Earlier this month during an appearance on NFL Network, wide receiver DeSean Jackson made it sound like Vick had learn his lessons about taking needless hits from defenders who outweigh him by 50-100 pounds.
"I think (Vick's) caught on man," he said. "I don't think he wants to take them hits and I don't think he wants to be hurt no more this year. Sometimes when he gets hit or sometimes when he runs I get mad because a lot of times because he doesn't know how to protect himself. This year, Obama, you know everybody has been on him."
In case there's any confusion, that would be Barack Obama, U.S. President, who told Nnamdi Asomugha earlier this summer to relay a very simple message to Vick: "slide."
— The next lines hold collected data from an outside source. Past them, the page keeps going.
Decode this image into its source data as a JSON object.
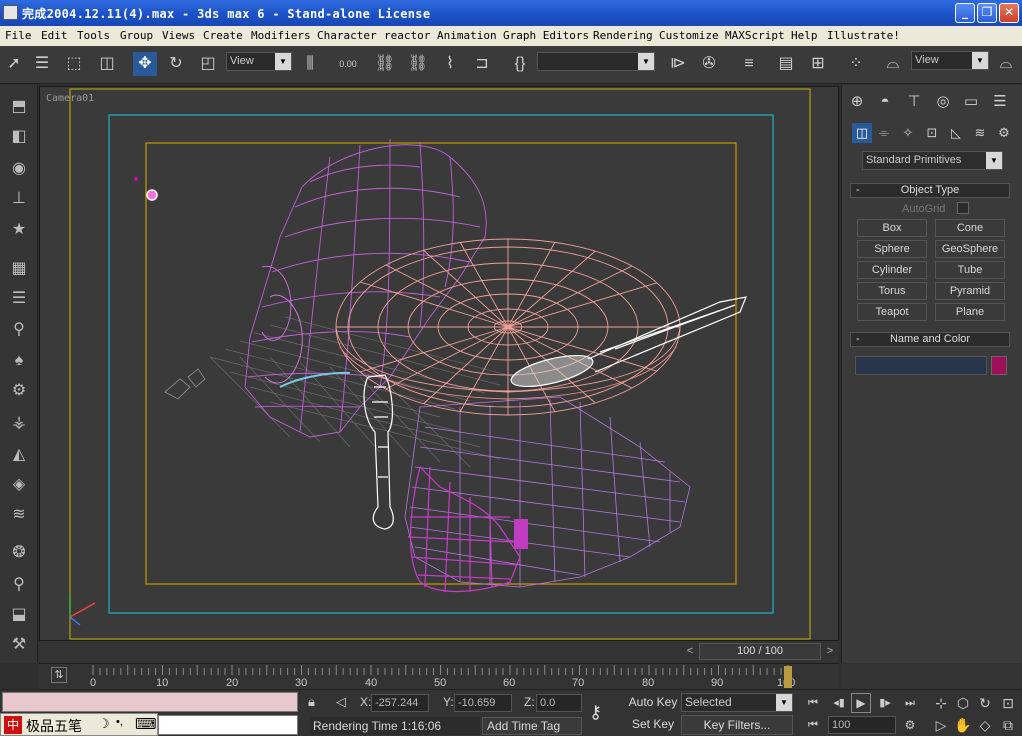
{
  "window": {
    "title": "完成2004.12.11(4).max - 3ds max 6 - Stand-alone License",
    "minimize": "_",
    "restore": "❐",
    "close": "✕"
  },
  "menu": [
    "File",
    "Edit",
    "Tools",
    "Group",
    "Views",
    "Create",
    "Modifiers",
    "Character",
    "reactor",
    "Animation",
    "Graph Editors",
    "Rendering",
    "Customize",
    "MAXScript",
    "Help",
    "Illustrate!"
  ],
  "toolbar": {
    "ref_coord": "View",
    "spinner_value": "0.00",
    "named_selection": "",
    "render_view": "View"
  },
  "viewport": {
    "label": "Camera01"
  },
  "command_panel": {
    "category": "Standard Primitives",
    "object_type_title": "Object Type",
    "autogrid": "AutoGrid",
    "buttons": [
      "Box",
      "Cone",
      "Sphere",
      "GeoSphere",
      "Cylinder",
      "Tube",
      "Torus",
      "Pyramid",
      "Teapot",
      "Plane"
    ],
    "name_color_title": "Name and Color",
    "object_name": "",
    "object_color": "#a0105a"
  },
  "time": {
    "frame_display": "100 / 100",
    "ticks": [
      "0",
      "10",
      "20",
      "30",
      "40",
      "50",
      "60",
      "70",
      "80",
      "90",
      "100"
    ],
    "current_frame": 100
  },
  "status": {
    "x_label": "X:",
    "x_value": "-257.244",
    "y_label": "Y:",
    "y_value": "-10.659",
    "z_label": "Z:",
    "z_value": "0.0",
    "rendering_time": "Rendering Time  1:16:06",
    "add_time_tag": "Add Time Tag",
    "auto_key": "Auto Key",
    "set_key": "Set Key",
    "selected": "Selected",
    "key_filters": "Key Filters...",
    "frame_field": "100"
  },
  "ime": {
    "logo": "中",
    "name": "极品五笔",
    "moon": "☽",
    "dots": "•,",
    "keyboard": "⌨"
  }
}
For all the talk about an older, wiser quarterback, we continue to see the same guy whose game at times can border on reckless. It's something to watch when Vick's healthy, but that's the problem -- keeping him on the field.
So while No. 7 is the undisputed starter, the question becomes for how long. We don't bring this up because of Nick Foles' impressive showing through two preseason games but because Vick's contract might force the organization's hand next offseason.
ProFootballTalk.com's Mike Florio points out that the six-year, $100 million contract Vick signed last year was more accurately a two-year, $32.5 million deal. This means that following the 2012 season the Eagles will have to decide if they want to fork over $16.5 million for Vick's services in 2013. There's a lot that goes into such a decision but at the top of the list has to be Vick's health followed closely by Foles' progress.
But this is a conversation for a later time. For now here's the deal: Vick will sit out the rest of the preseason in anticipation of the regular-season opener against the Browns. Despite his lack of work with the first-team offense, center Jason Kelce says there's nothing to be worried about.
"We have plenty of [comfort] with Mike; we played a whole season with him last year, for the most part, everybody on offense is the same except for the left tackle," Kelce said via the Philadelphia Daily News . . . We've had a full offseason with him . . . we're ready to go with Mike. The fans and everybody put a lot of emphasis on preseason games, and they are important, but he was there every single day of training camp, every single day of practice, every single day of OTAs, every single day of minicamp as the No. 1 quarterback, and that's really where you're building the timing, the precision and everything like that . . . There's been plenty of time put in with Mike."
Of course, the fear isn't that Vick doesn't know the offense. It's that he won't be physically capable of executing it because he failed to heed Obama's advice.